NELSON GEORGE: HOW JIMI HENDRIX MUSIC CHANGED MY LIFE
By Janet Sackey
December 4, 2019
Each of us has felt like an outsider at some point in our lives. In the animated video Band of Gypsys: Music That Changed Lives, the Black culture critic and music historian, Nelson George discusses how his journey as an outsider began when he listened to Jimi Hendrix as a youth in a 1970s Brownsville (Brooklyn) where rock-guitar music was not considered Black at all.

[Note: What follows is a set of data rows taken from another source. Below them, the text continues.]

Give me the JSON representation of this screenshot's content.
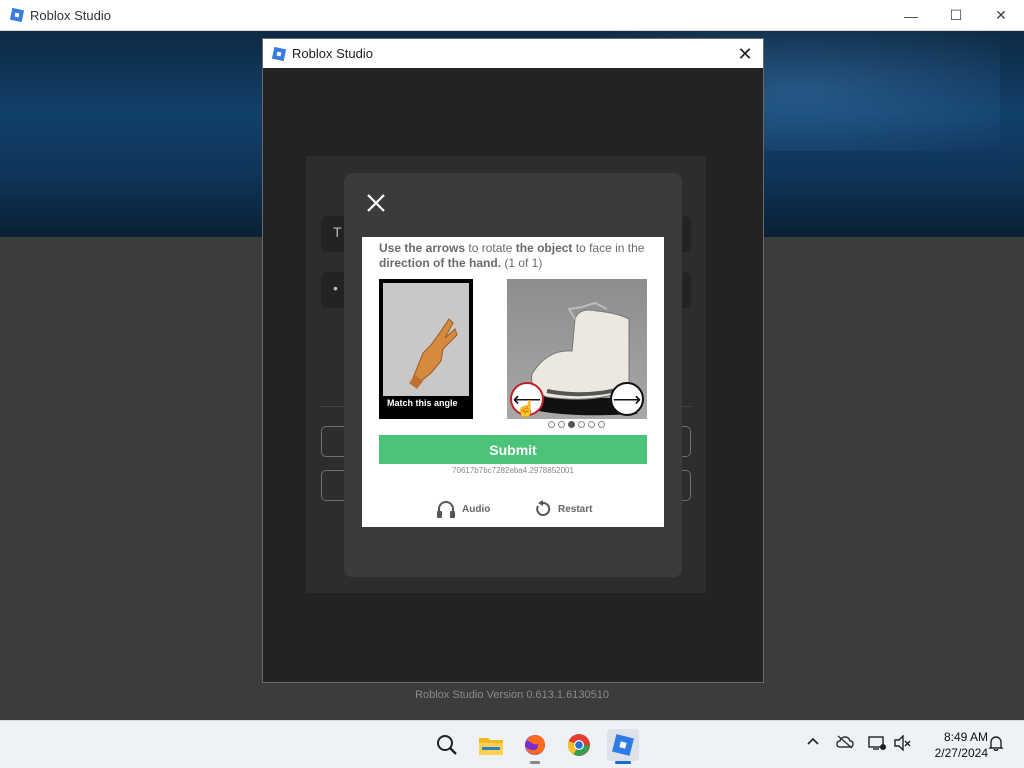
{
  "outer_window": {
    "title": "Roblox Studio",
    "minimize": "—",
    "maximize": "☐",
    "close": "✕"
  },
  "inner_window": {
    "title": "Roblox Studio",
    "close": "✕"
  },
  "login_form": {
    "field1_text": "T",
    "field2_text": "•"
  },
  "captcha": {
    "instructions_part1": "Use the arrows",
    "instructions_part2": " to rotate ",
    "instructions_part3": "the object",
    "instructions_part4": " to face in the ",
    "instructions_part5": "direction of the hand.",
    "instructions_part6": " (1 of 1)",
    "hand_label": "Match this angle",
    "left_arrow": "⟵",
    "right_arrow": "⟶",
    "dots_total": 6,
    "active_dot": 3,
    "submit_label": "Submit",
    "session_id": "70617b7bc7282eba4.2978852001",
    "audio_label": "Audio",
    "restart_label": "Restart"
  },
  "version_text": "Roblox Studio Version 0.613.1.6130510",
  "taskbar": {
    "time": "8:49 AM",
    "date": "2/27/2024"
  },
  "colors": {
    "submit_green": "#4bc47a",
    "overlay_dark": "#393b3d",
    "roblox_blue": "#1b67d6"
  }
}
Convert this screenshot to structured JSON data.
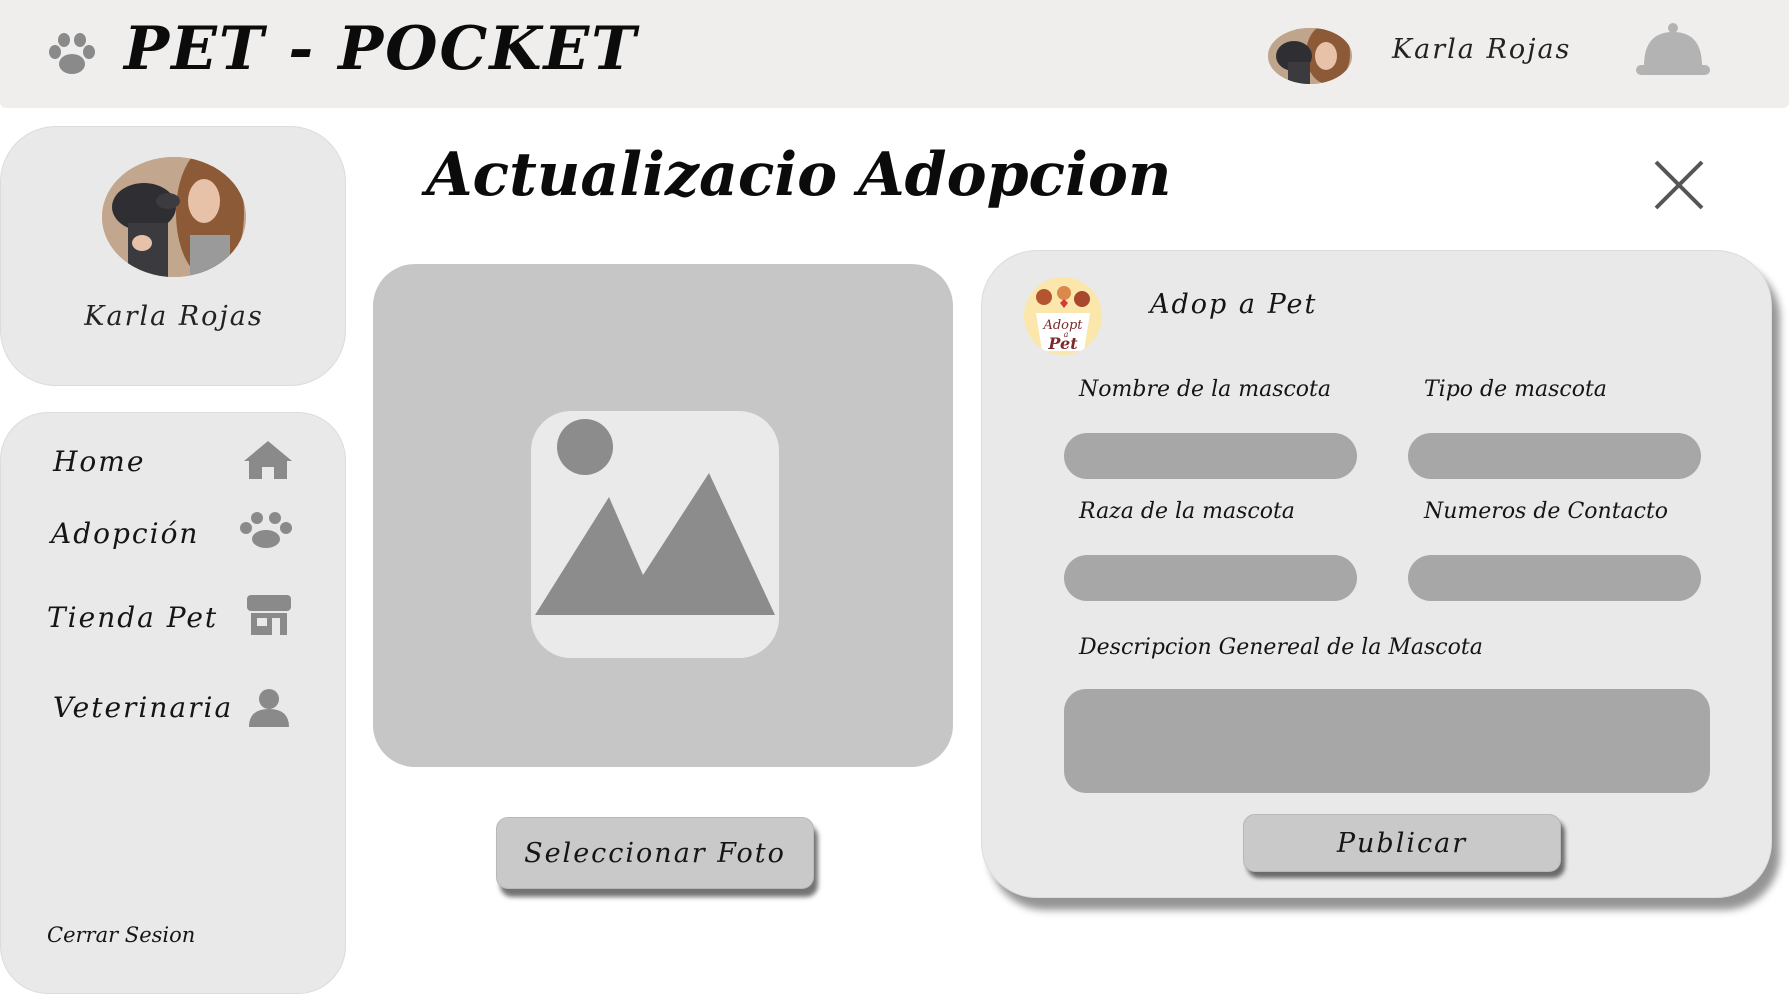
{
  "app": {
    "brand_title": "PET - POCKET"
  },
  "header": {
    "user_name": "Karla Rojas"
  },
  "sidebar": {
    "profile_name": "Karla Rojas",
    "items": [
      {
        "label": "Home",
        "icon": "home-icon"
      },
      {
        "label": "Adopción",
        "icon": "paw-icon"
      },
      {
        "label": "Tienda Pet",
        "icon": "store-icon"
      },
      {
        "label": "Veterinaria",
        "icon": "person-icon"
      }
    ],
    "logout_label": "Cerrar Sesion"
  },
  "main": {
    "page_title": "Actualizacio Adopcion",
    "select_photo_label": "Seleccionar Foto"
  },
  "form": {
    "org_name": "Adop a Pet",
    "logo_text_top": "Adopt",
    "logo_text_mid": "a",
    "logo_text_bottom": "Pet",
    "fields": {
      "pet_name_label": "Nombre de la mascota",
      "pet_type_label": "Tipo de mascota",
      "pet_breed_label": "Raza de la mascota",
      "contact_label": "Numeros de Contacto",
      "description_label": "Descripcion Genereal de la Mascota"
    },
    "publish_label": "Publicar"
  },
  "colors": {
    "header_bg": "#efeeed",
    "card_bg": "#e9e9e9",
    "input_bg": "#a7a7a7",
    "photo_bg": "#c6c6c6",
    "button_bg": "#c9c9c9",
    "icon_gray": "#8a8a8a"
  }
}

The video’s narrative is adapted from George’s liner notes for the recently released Hendrix box-set, Songs For Groovy Children: The Fillmore East Concerts, which documents the New Year’s Eve 1969-70 shows at which the guitarist introduced his new band, Band of Gypsys. Nelson shares how in the early ’70s — when even other “alternative” artists such as Sly and the Family Stone achieved a popularity in the Black community — Jimi Hendrix, his style and musicality, was still considered an alien. He describes Jimi as a “gateway drug to other forms of musical addiction” that would transform the listener forever.
And as a Black womxn whose journey to proud outsider status began by rocking bands like Pantera and Crossfade at Spinal Tap volume (“11″), from the 19th floor of a building in the Uptown projects, I can wholly relate.